Tuesday, October 4, 2011

Pomp and Circumstance VS. The Wedding March

This article originally appeared on The Chicago Moms

This morning, it happened again: hoping to get the students at the high school where I teach excited about working hard towards graduation, the teacher/presenters at an assembly blasted Pomp and Circumstances. Tears welled up in my eyes. Pomp and Circumstance always manages to make me emotional.

Every other year or so, on graduation day, I have to announce the names of the students in my homeroom. As I proudly and carefully read their full names and watch them walk up to receive their diplomas, I always have to try my best to gulp down those happy tears. I have to completely avoid looking out into the audience, at their hopeful, happy parents if I plan on reading all the names clearly and distinctly.

So if graduation day for my students makes me emotional – what am I going to do when it comes down to the graduation days of my own kids?!?!

Some moms dream of the day that their daughter marries. They dream of the day when she’ll be dressed up as a princess in her white wedding dress, when she walks down the aisle to the wedding march, a bouquet of flowers in hand.

I dream of the day when my daughter walks down the aisle to Pomp and Circumstance at her college graduation. I will be the bawling mom in the audience. We will have the biggest party ever or I will take her on a trip to the destination of her dreams – maybe even both. When and if she is conferred her PhD? I will spend more on her outfit that day than on a wedding dress. I will be delighted to save up every penny, nickel and dime, enough to take my daughter to Chanel for the most beautiful dress or suit ever. (The same goes for my son, too.

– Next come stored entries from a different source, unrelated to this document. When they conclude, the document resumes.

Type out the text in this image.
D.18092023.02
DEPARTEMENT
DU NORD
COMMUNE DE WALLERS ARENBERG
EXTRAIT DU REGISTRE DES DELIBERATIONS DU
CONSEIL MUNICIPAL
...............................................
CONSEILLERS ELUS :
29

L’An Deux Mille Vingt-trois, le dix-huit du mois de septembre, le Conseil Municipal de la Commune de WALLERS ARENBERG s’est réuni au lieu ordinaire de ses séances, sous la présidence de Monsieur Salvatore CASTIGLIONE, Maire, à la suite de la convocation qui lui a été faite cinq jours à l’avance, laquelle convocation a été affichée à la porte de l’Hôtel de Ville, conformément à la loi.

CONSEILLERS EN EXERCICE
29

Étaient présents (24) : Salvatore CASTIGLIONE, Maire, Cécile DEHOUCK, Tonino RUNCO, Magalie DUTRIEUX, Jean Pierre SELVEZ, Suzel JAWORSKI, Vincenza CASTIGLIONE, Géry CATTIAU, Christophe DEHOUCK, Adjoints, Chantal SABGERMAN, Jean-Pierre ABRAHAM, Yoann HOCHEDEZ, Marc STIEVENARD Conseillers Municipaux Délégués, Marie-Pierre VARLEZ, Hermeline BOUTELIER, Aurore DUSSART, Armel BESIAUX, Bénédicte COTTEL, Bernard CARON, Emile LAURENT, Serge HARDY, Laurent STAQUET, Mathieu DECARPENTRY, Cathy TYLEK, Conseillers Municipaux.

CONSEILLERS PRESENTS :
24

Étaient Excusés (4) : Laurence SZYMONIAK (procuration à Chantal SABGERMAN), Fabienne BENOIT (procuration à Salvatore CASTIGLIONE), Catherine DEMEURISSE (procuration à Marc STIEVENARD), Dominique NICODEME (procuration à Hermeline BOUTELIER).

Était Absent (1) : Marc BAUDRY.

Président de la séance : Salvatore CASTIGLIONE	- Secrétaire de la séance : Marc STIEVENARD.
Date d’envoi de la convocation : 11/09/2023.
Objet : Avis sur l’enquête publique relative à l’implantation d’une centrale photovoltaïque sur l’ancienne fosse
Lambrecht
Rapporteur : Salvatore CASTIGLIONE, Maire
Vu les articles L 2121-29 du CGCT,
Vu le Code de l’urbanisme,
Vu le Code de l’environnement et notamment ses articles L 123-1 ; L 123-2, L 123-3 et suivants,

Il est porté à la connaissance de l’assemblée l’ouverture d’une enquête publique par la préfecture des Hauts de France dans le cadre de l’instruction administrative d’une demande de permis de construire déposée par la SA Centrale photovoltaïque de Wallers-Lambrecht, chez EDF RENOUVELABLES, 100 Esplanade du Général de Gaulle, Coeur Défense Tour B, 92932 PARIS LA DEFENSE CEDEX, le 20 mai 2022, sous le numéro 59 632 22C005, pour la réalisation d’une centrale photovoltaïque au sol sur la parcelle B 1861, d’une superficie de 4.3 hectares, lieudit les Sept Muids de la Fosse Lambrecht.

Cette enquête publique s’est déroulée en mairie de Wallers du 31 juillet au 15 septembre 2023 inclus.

And he’s already chosen his dream destination, Australia, so I’d better start saving!).

Don’t get me wrong: I love fancy weddings! And should my daughter choose to have one, I’ll help her plan a day to remember down to the very last detail. Just as well, should she forgoe college to choose a career path that meets her dreams and doesn’t require extensive education – we’ll find a way to celebrate that, too.

Just take a look at latest cover of any celebrity magazine: Our country celebrates over-the-top weddings and glamourizes women who have done little more than meet a guy and make some arrangments. We need to tone done the celebrating women for their manufactured wedding days, and focus more on celebrating women for their achievements.

On her wedding day, I will be over-the-moon happy for my daughter. On her graduation day, I will be over-the-moon proud of her. She’s still my baby girl so I’ve got lots of time before either big date, but for now, I want her to always know that I value her education and her dreams more than anything.